Ex-presos cubanos se sentem enganados pelo Governo espanhol

Madri, 19 jul (EFE).- Os 11 dissidentes cubanos libertados e amparados na Espanha disseram hoje que se sentem "enganados" pelo Governo espanhol por este não cumprir os compromissos firmados antes da partida deles de Havana, entre estes assessoria jurídica e ajudas para sua manutenção e aluguel de imóveis.

Julio César Gálvez, um dos 11 ex-presos cubanos, denunciou sua situação em entrevista coletiva realizada às portas do Hotel "Welcome", no madrilenho bairro de Vallecas, onde os dissidentes estão hospedados desde que começaram a chegar à Espanha na terça-feira passada.

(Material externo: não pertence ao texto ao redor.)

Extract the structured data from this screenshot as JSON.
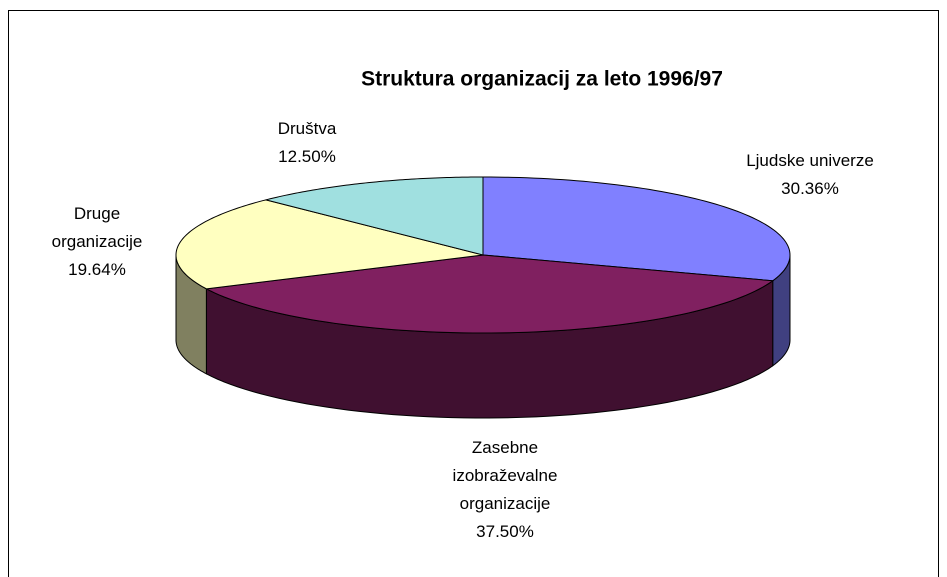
{
  "chart_data": {
    "type": "pie",
    "title": "Struktura organizacij za leto 1996/97",
    "categories": [
      "Ljudske univerze",
      "Zasebne izobraževalne organizacije",
      "Druge organizacije",
      "Društva"
    ],
    "values": [
      30.36,
      37.5,
      19.64,
      12.5
    ],
    "value_labels": [
      "30.36%",
      "37.50%",
      "19.64%",
      "12.50%"
    ],
    "colors": [
      "#8080ff",
      "#802060",
      "#ffffc0",
      "#a0e0e0"
    ]
  }
}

Acompanhado de outro destes dissidentes, Ricardo González Alfonso, Gálvez leu um comunicado no qual os ex-presos mostraram seu "desacordo" com a intenção de alguns países europeus de modificar a "posição comum" da União Europeia sobre Cuba, política baseada até agora no condicionamento do diálogo com o regime castrista aos avanços democráticos.

Em seu manifesto, os ex-presos cubanos de Madri sublinharam que "o Governo cubano não deu passos que evidenciem uma clara decisão de avançar em direção à democratização" do país.

Neste sentido, solicitaram aos países da UE que "não suavizem suas exigências encaminhadas para conseguir mudanças em direção à democracia em Cuba e para alcançar para todos os cubanos os mesmos direitos que desfrutam os cidadãos europeus".

Assinalaram que até agora "só a Cruz Vermelha espanhola" ofereceu o apoio ao que o Executivo do presidente José Luis Rodríguez Zapatero.

Os ex-presos anunciaram que nas próximas horas se reunirão com Agustín Santos, o chefe de gabinete de ministro de Assuntos Exteriores, Miguel Ángel Moratinos, para falar sobre seu futuro imediato.